The RCT involved randomly allocating “self-help” groups of farmers into three categories: control, those receiving extension services about export crops, and those receiving extension and also credit. The program was offered by a Kenyan outfit known as DrumNet (for profit? non-profit? unclear to me!). There were 12 groups in each arm, and each group consisted of about 30 farmers, so there were about 370 farmers in each treatment arm and control group. Overall, then, a total of about 1,200 farmers were involved. If, however, the farmers in the self-help groups were very homogeneous (their characteristics are closely correlated), then the sample size was in effect just 12 in each arm. So that clustering of the treatment into possibly very homogeneous farmer groups has to be taken into account in the analysis.
Interestingly, and not explained in the paper, is that fewer than half of the self-help groups and only 27% of the farmers selected chose to actually participate in the treatment arm that was just “expert advice” and marketing assistance. That is a low take-up rate. It seemed that middle income farmers (and not low or very high income farmers) were more likely to participate in the program. But the researchers apparently did not actually ask farmers why they did not avail themselves of the project.

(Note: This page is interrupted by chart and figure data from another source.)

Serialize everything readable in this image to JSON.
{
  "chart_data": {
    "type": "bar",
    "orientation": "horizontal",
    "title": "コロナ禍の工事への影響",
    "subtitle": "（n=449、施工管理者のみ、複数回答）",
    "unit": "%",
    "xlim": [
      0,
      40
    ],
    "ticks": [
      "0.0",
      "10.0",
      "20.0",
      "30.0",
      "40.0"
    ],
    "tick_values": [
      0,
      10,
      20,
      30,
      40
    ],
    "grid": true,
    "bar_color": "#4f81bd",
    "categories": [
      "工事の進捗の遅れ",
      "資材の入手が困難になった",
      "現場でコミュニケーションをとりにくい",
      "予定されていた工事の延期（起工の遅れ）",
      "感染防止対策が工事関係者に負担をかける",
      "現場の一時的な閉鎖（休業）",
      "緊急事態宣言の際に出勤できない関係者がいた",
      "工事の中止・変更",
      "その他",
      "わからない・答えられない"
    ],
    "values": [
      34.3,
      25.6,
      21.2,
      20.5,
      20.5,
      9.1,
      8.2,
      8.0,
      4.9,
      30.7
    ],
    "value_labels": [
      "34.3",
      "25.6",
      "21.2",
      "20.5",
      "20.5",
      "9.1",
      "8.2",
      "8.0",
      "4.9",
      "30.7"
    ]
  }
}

To evaluate the impact of the program, the researchers conduct a regression difference-in-difference analysis using baseline values of certain variables and seeing how the outcomes were different after a year, according to which treatment the farmers received. The researchers estimate what is sometimes called the “intent to treat” effect, and seemed not to incorporate the knowledge that many farmers refused to participate into the analysis (by estimating an average treatment effect using the treatment assignment as an instrumental variable for the actual participation variable). The researchers also do no adjustment for the fact that they are examining the intent to treat effect on ten different outcome variables. Usually one might set a tighter standard for concluding that an effect is statistically significant at conventional levels.
In any case, here is the researchers summary conclusion from the regression analysis: “We find that the program succeeds in getting farmers to switch crops, and that the middle income farmers were the most likely to take-up (relative to low-income and high-income). Comparing members that were offered credit to those that were not, we find that credit increases participation in DrumNet but does not translate into higher income gains relative to the non-credit treatment group. This suggests that access to credit is not necessarily the primary explanation for why farmers are not accessing these markets on their own. We find a significant increase in household income but only for farmers who were not previously accessing export markets.” [emphasis added]
I do not like that last heterogeneous treatment effect. After they find no effect on household income in the main regression analysis, they decide to look for interaction effects. How does the reader know they did not try a dozen different interaction effects, and have only reported the one that was significant?
The paper could prompt a lot of hypotheses and interesting research projects. For example, at one point the authors mention that the farmers generally rejected the passion fruit technology. The only reason offered is that passion fruit is “challenging” even though “profitable.” Gee, isn’t everything that is profitable challenging? It is only the lucky entrepreneur who says, “Making money is easy!” But actually when you read the passion fruit success stories, like this one from Nzaui and this one from Murang’a, it does sound easy. Another example is that the entire export promotion effort by DrumNet (a spinoff of something called Africa Pride), apparently collapsed and farmers lost a lot of money. The authors allude to this in their “epilogue” but offer few details. None of them seemed to have that investigative reporter instinct to follow a story. The more I web-search DrumNet and Africa Pride, the more suspicious I get of the organization. It would be nice for someone at the World Bank and the Gates Foundation to clarify just how much concessional funding (grants? loans?) they channeled to the organization.
Incidentally, a replication study by 3iE using the original data found the original analysis to be basically replicable, though the replicated estimated impacts were smaller than the original. But the replication study authors did note that the study was very under-powered (the sample size was much too low): “In terms of the statistically insignificant increases to household income, our analysis suggests future evaluation would need to substantially increase sample sizes, on the order of quadrupling the original sample size, to be able to detect a statistically significant difference between treatment and control groups in this regard.”